Por Mikel Pulgarín, Periodista y Consultor de Comunicación
Ya estamos a un tiro de piedra de alcanzar el primer cuarto de siglo de este tercer Milenio, que estrenamos no hace tanto. En menos de dos años habremos completado la travesía de un paso que, hasta hace poco, parecía infranqueable. Una barrera natural que, en ese período de historia que nombramos con las siglas D.C., tan sólo había sido rebasada una vez anterior: el 1 de enero del año de gracia de 1001. Algunos, quizá llevados por un buenismo romántico, opinan que quienes hemos vivido la experiencia, tanto la reciente como la lejana, formamos parte de un club de seres privilegiados, elegidos para la gloria entre miles de generaciones. Otros, conocedores de la perversidad de la historia, miran hacia atrás, a aquel segundo Milenio surgido en mitad del medievo, y no pueden evitar pensar en la maldita gracia que les tuvo que hacer a los habitantes de aquella época haber sido designados, entre miles de millones de concursantes, para enfrentarse a las tinieblas y al caos.

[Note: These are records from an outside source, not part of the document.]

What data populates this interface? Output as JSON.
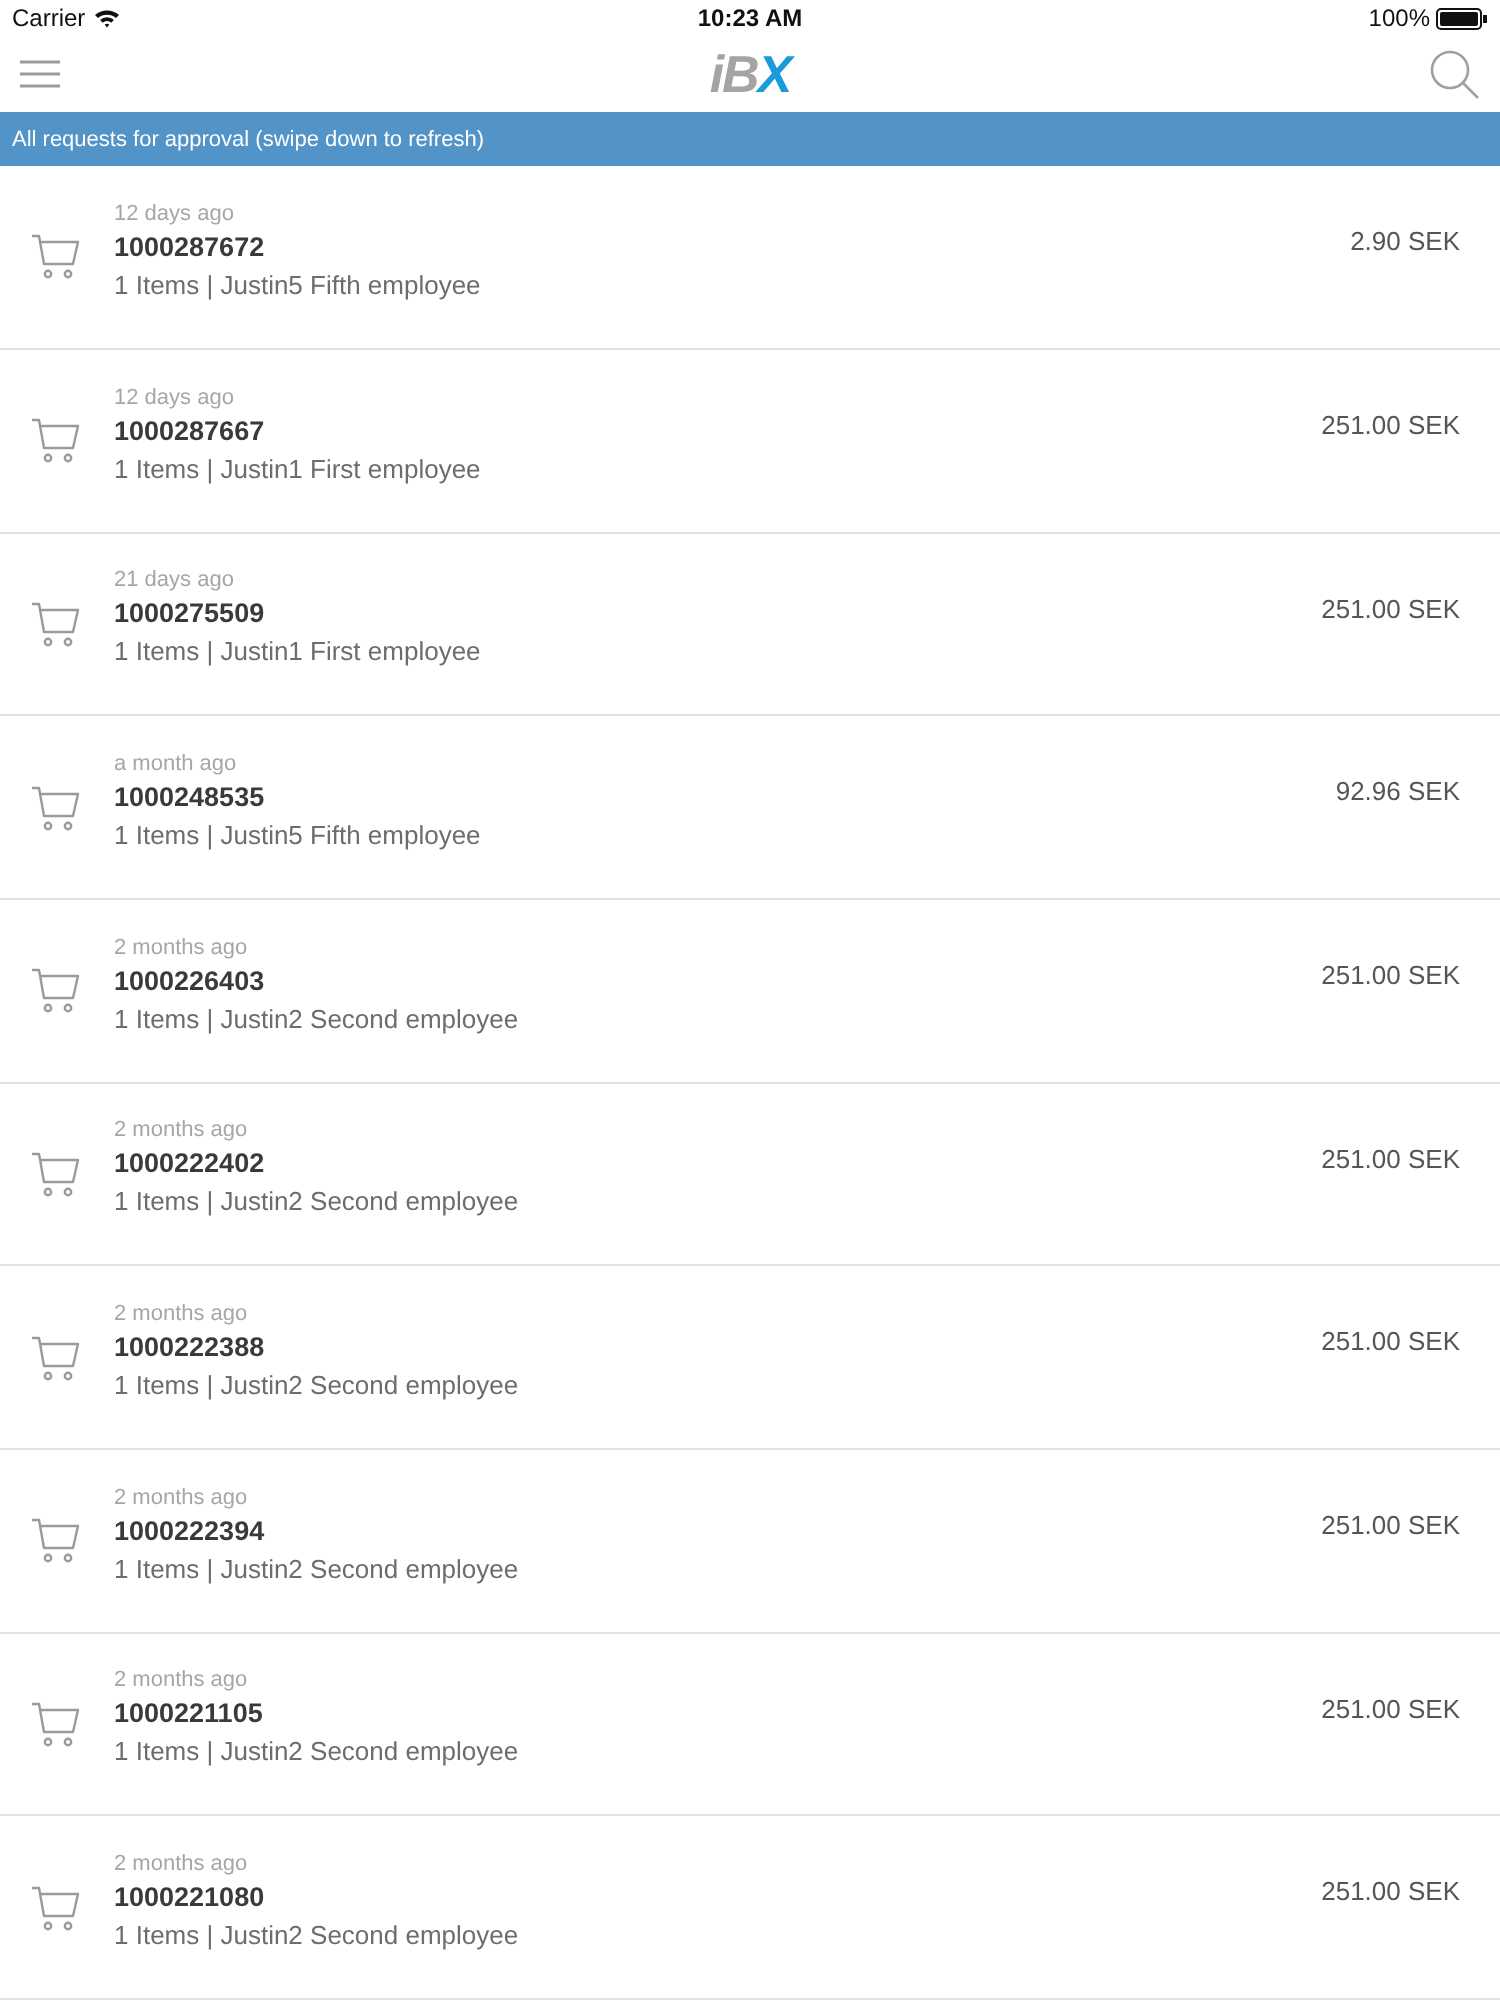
{
  "status_bar": {
    "carrier": "Carrier",
    "time": "10:23 AM",
    "battery": "100%"
  },
  "nav_bar": {
    "logo": {
      "lead": "iB",
      "accent": "X"
    }
  },
  "banner": {
    "text": "All requests for approval (swipe down to refresh)"
  },
  "requests": [
    {
      "age": "12 days ago",
      "number": "1000287672",
      "summary": "1 Items | Justin5 Fifth employee",
      "amount": "2.90 SEK"
    },
    {
      "age": "12 days ago",
      "number": "1000287667",
      "summary": "1 Items | Justin1 First employee",
      "amount": "251.00 SEK"
    },
    {
      "age": "21 days ago",
      "number": "1000275509",
      "summary": "1 Items | Justin1 First employee",
      "amount": "251.00 SEK"
    },
    {
      "age": "a month ago",
      "number": "1000248535",
      "summary": "1 Items | Justin5 Fifth employee",
      "amount": "92.96 SEK"
    },
    {
      "age": "2 months ago",
      "number": "1000226403",
      "summary": "1 Items | Justin2 Second employee",
      "amount": "251.00 SEK"
    },
    {
      "age": "2 months ago",
      "number": "1000222402",
      "summary": "1 Items | Justin2 Second employee",
      "amount": "251.00 SEK"
    },
    {
      "age": "2 months ago",
      "number": "1000222388",
      "summary": "1 Items | Justin2 Second employee",
      "amount": "251.00 SEK"
    },
    {
      "age": "2 months ago",
      "number": "1000222394",
      "summary": "1 Items | Justin2 Second employee",
      "amount": "251.00 SEK"
    },
    {
      "age": "2 months ago",
      "number": "1000221105",
      "summary": "1 Items | Justin2 Second employee",
      "amount": "251.00 SEK"
    },
    {
      "age": "2 months ago",
      "number": "1000221080",
      "summary": "1 Items | Justin2 Second employee",
      "amount": "251.00 SEK"
    }
  ]
}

La verdad es que a estos últimos no les falta razón. Cuentan las crónicas que se hicieron en la época, que el final del año 1000 se convirtió en un auténtico pandemonio. El personal estaba convencido de que todo se acababa. A unos les dio por rezar y a otros por emborracharse y sumirse en los denostados “abusos”. En cualquier caso, un elemento fue común a ambas opciones o actitudes: todos dejaron de trabajar.
Lo primero que hicieron los aterrados habitantes del segundo Milenio fue abandonar sus trabajos, ya fueran en el campo o en las cocinas del castillo. Seguramente pensaron que, para cuatro días que quedaban, no merecía la pena castigar más el cuerpo. ¡Y por primera vez fueron todos iguales! Eliminadas las posibilidades de seguir viviendo, desistieron de la necesidad de mortificación que, como es sabido, es consustancial a la vida y, en función de la intensidad con que cada uno se la aplica, elemento generador de diferencias y clases sociales. Y si no, acordémonos del «…vivirás en un valle de lágrimas, ganarás el pan con el sudor de tu frente y concebirás con dolor de tu vientre…», citas de las que, por cierto, ya le hubiera gustado ser autor al Marqués de Sade.
Las referidas crónicas achacaban este mar de confusión a las múltiples profecías que se formulaban en la época y al despiste que ello provocaba entre la población. Parece ser que algunos hicieron una mala interpretación del Apocalipsis, en la que se confundía la resurrección de los justos con la vuelta del Mesías y otros enigmas por el estilo. Este error de cálculo, imputable a algún mago al servicio del señor feudal, que realizó apresuradamente sus previsiones ante el nerviosismo que le producía la inmediatez de un fin de semana fuera del castillo, provocó efectos que aún hoy vivimos en carne propia.
Transcurridos los primeros meses del nuevo año 1001, los señores y campesinos, que en ese momento compartían reclinatorios en las iglesias y camas en los burdeles, comenzaron a apercibirse de que el sol seguía en lo alto y de que las mareas no habían rebasado sus límites habituales. Empezaron a mirarse con recelo. Los nobles volvieron a observar interesados sus campos y posesiones, mientras que los plebeyos fijaron sus ojos desconcertados en sus alacenas vacías. Se acabó la armonía. La vida adquirió de nuevo su categoría de futuro. La mortificación volvió a ser una necesidad.
A algunos de los que, desde la edad madura, nos enfrentamos hace unos años a la llegada de este tercer Milenio, no nos asustaba la posible explosión del sol, el choque de los mundos o la invasión de las aguas marinas. Aunque, hay que reconocer que lo de la Pandemia nos hizo dudar a más de uno. Nos preocupaban, y lo siguen haciendo, otro tipo de profecías, esas que ahora se denominan predicciones. También han sido formuladas por magos, posmodernos en este caso, y, como no podía ser de otra manera, también hablan de muerte, sufrimiento, hambre e injusticia. Son tan concretas, que cuantifican con precisión estadística el número exacto de personas que, en los próximos años, experimentarán cada una de esas nefastas situaciones.
Malos tiempos éstos en los que los agoreros hacen su agosto. De todas maneras, yo soy de los que piensan, quizás arrastrado por mi genético candor, que el sol seguirá apareciendo por el este y que el ser humano luchará por no mortificarse. Aunque he de reconocer que me fastidia, y mucho, haber dejado pasar la oportunidad, y que la llegada del nuevo Milenio, a diferencia de lo que ocurrió con la del anterior, no nos haya servido en esta ocasión para dejar de trabajar. ¡Es una lástima!